Due to cases of insecurity in the area, a police escort is required between Kapenguria and Lodwar. This is usually provided twice daily at 11am and 1pm. The 75km road from Lodwar to the shores of Lake Turkana via Kalokol is well maintained and police escort is not required along this section.

Turkana is also accessible by air. Fly540 and ALS operate daily flights between Nairobi-Kitale-Lodwar. Fly540 operates through the Jomo Kenyatta International Airport while ALS operates through Wilson Airport in Nairobi. Both airlines fly into Lodwar Airport.
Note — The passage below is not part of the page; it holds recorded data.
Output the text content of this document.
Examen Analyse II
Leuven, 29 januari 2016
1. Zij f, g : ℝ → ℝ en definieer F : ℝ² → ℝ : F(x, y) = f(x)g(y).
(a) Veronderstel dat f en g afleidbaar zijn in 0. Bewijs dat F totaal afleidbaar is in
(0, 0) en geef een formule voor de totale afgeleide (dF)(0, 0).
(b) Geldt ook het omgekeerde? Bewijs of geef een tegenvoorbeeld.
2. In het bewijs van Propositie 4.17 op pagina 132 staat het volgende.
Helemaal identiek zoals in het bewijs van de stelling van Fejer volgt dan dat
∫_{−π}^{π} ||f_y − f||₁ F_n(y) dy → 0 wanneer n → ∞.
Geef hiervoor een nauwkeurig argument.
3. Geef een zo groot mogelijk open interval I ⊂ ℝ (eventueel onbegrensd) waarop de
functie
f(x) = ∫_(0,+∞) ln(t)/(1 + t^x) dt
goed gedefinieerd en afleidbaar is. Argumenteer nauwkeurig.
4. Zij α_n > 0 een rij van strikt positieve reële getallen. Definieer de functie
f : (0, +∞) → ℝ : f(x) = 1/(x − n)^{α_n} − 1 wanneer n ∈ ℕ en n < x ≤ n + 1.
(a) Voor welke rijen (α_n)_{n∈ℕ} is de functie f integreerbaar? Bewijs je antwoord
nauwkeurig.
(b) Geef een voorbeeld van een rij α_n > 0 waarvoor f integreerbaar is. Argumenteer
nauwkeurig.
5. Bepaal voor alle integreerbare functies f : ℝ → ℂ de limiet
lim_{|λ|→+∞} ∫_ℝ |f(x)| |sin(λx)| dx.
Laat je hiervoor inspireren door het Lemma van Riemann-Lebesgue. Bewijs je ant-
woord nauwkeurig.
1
Turkana County offers accommodation of various kinds; from lodges to camps and camp sites. Some of the top facilities include Eliye Springs Camp and Lodge, Desert Rose Lodge, Lake Turkana Lodge, Oasis Lodge and Lobolo Tented Camp - the first permanent tented camp in Turkana County.

Guest Information


Turkana County is currently served by three commercial banks; Kenya Commercial Bank, Equity Bank and Post Bank. The county has several micro finances serving the local residents including KWFT, Kadet Micro-Finance, Elimu Sacco and Turkana Teachers Sacco.


The Turkana people are renowned for their basket weaving skills. Their beautiful baskets and other crafts are available in villages, shopping centres and towns around the county. Lodwar has several supermarkets including Naipa and Kassmatt serving the shopping needs of the people of the town and its environs.

There are several livestock marketing centres along the main highway linking Kenya and South Sudan. Most of the animals marketed in these centres are consumed locally in the county, although Nairobi and Kitale are also great markets for goats and cattle.